Pembelajaran yang menyenangkan
seperti yang dikehendaki di atas, sebenarnya merupakan strategi, konsep dan
praktik pembelajaran yang merupakan sinergi dari pembelajaran aktif. Pembelajaran
bermakna, pembelajaran konstektual, dan psikologi perkembangan anak. Pembelajaran
aktif dimaksudkan bahwa dalam proses pembelajaran guru wajib menciptakan
suasana pembelajaran sedemikian rupa sehingga siswa aktif bertanya,
mempertanyakan, mengemukakan pendapat, berdebat dan berdiskusi, berbuat dan
melakukan sesuatu, menunjukan dan mendemonstrasikan, berkarya, berketerampilan,
berpikir aktif dan kritis memecahkan masalah, melakukan perenungan, refleksi
dan evaluasi keberhasilan diri.

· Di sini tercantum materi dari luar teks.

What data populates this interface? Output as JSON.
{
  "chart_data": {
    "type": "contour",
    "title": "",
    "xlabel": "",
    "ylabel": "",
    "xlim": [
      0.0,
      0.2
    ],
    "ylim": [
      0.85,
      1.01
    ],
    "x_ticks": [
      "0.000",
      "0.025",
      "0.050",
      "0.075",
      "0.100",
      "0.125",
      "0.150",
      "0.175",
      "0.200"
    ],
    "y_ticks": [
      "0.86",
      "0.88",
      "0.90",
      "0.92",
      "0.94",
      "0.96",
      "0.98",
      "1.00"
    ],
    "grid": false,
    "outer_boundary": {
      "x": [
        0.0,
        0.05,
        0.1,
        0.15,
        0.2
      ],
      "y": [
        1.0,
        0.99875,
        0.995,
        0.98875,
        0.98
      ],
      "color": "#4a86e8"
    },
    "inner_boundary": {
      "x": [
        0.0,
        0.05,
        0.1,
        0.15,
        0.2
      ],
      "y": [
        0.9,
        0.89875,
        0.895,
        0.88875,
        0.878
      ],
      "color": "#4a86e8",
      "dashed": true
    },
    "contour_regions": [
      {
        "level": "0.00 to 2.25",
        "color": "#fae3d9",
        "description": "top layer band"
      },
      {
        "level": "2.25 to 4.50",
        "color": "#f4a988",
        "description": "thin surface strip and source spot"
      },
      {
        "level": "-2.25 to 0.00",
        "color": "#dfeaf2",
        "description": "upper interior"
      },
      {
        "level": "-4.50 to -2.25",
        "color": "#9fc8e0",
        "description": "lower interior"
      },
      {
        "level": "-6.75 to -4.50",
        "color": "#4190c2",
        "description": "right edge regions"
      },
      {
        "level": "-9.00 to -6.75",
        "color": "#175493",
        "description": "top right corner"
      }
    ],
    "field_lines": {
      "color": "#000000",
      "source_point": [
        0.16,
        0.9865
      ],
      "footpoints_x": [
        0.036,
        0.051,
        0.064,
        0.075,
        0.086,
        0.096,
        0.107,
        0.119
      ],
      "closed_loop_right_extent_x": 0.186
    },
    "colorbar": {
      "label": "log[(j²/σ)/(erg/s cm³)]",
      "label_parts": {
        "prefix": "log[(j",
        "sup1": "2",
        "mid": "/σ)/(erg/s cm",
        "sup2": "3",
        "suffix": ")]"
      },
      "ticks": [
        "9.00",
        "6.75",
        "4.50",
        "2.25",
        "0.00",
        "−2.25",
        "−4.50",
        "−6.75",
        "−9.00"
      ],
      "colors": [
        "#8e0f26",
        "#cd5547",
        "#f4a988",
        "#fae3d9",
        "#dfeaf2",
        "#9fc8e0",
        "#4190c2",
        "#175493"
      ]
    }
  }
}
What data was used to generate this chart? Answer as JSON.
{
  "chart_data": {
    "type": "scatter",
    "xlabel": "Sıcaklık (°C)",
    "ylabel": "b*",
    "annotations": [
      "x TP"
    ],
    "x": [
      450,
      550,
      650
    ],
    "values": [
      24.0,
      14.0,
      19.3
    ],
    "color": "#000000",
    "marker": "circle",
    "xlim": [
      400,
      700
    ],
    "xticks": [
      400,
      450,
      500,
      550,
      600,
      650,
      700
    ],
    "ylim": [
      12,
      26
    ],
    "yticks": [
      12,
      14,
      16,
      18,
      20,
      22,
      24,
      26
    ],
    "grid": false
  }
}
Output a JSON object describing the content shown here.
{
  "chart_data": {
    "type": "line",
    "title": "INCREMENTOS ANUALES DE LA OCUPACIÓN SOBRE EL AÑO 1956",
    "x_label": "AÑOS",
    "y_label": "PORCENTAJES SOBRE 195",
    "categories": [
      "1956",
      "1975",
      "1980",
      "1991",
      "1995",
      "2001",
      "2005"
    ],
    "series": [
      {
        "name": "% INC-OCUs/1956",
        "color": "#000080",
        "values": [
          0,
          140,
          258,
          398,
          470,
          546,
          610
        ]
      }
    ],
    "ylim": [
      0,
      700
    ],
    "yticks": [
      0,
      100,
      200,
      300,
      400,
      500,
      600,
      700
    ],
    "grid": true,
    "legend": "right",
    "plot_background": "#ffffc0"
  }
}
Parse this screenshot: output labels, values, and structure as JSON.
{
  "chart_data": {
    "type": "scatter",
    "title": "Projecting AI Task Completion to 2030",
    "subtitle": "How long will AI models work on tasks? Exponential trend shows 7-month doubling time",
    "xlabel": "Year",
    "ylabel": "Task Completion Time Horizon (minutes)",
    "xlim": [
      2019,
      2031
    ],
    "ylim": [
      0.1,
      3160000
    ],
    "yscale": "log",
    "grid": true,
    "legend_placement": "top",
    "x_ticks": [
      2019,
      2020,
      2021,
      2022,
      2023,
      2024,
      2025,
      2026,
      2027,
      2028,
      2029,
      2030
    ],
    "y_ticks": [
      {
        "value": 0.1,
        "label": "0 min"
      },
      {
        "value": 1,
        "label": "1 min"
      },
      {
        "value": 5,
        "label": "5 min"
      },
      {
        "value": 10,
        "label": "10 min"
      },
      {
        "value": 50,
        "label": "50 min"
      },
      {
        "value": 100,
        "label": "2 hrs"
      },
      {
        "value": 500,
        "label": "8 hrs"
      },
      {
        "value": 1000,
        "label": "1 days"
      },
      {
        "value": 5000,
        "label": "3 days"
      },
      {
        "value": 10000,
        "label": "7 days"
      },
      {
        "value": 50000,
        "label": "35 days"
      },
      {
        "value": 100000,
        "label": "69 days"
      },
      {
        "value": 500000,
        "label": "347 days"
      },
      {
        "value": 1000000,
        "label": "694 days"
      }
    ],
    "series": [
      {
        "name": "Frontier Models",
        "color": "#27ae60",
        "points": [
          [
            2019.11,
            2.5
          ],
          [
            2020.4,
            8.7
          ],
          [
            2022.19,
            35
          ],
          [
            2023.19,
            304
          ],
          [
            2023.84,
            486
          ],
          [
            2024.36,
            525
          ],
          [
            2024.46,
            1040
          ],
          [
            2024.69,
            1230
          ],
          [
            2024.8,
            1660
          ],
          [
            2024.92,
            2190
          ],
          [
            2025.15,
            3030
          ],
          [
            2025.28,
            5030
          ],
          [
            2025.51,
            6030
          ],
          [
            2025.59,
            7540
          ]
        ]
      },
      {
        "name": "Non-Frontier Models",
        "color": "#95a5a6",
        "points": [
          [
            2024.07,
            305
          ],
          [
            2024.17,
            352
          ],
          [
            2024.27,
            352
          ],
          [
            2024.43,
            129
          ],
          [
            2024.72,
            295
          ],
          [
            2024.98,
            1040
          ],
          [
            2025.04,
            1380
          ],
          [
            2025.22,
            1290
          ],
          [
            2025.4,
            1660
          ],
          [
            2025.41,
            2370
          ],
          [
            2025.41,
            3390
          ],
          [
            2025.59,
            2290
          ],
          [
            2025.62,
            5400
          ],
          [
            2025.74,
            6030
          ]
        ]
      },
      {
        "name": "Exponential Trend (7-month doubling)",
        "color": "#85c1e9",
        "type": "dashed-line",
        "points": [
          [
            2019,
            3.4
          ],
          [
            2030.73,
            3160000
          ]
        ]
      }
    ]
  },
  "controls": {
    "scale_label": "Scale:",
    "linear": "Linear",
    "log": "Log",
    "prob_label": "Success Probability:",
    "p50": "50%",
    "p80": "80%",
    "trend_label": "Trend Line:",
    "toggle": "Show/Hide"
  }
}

Pembelajaran kreatif dimaksudkan agar guru mampu
menciptakan kegiatan pembelajaran yang bervariasi, unik jika mungkin sehingga
memenuhi berbagai tingkat kecakapan, minat dan gaya belajar siswa, yang mampu
memfasilitasi timbulnya pemikiran dan karya kreatif siswa. Pembelajaran disebut
efektif bila guru bersama-sama siswa mampu mencapai tujuan pembelajaran sesuai
dengan kompetensi dasar yang harusnya memang dikuasai siswa. Pembelajaran disebut
menyenangkan jika suasana pembelajaran dapat menciptakan gairah belajar,
menggembirakan hati siswa, membuat siswa nyaman di kelas atau di tempat belajar
yang lain, sehingga siswa memusatkan perhatiannya secara penuh kepada belajar,
artinya waktu curah perhatiannya (time on task) tinggi.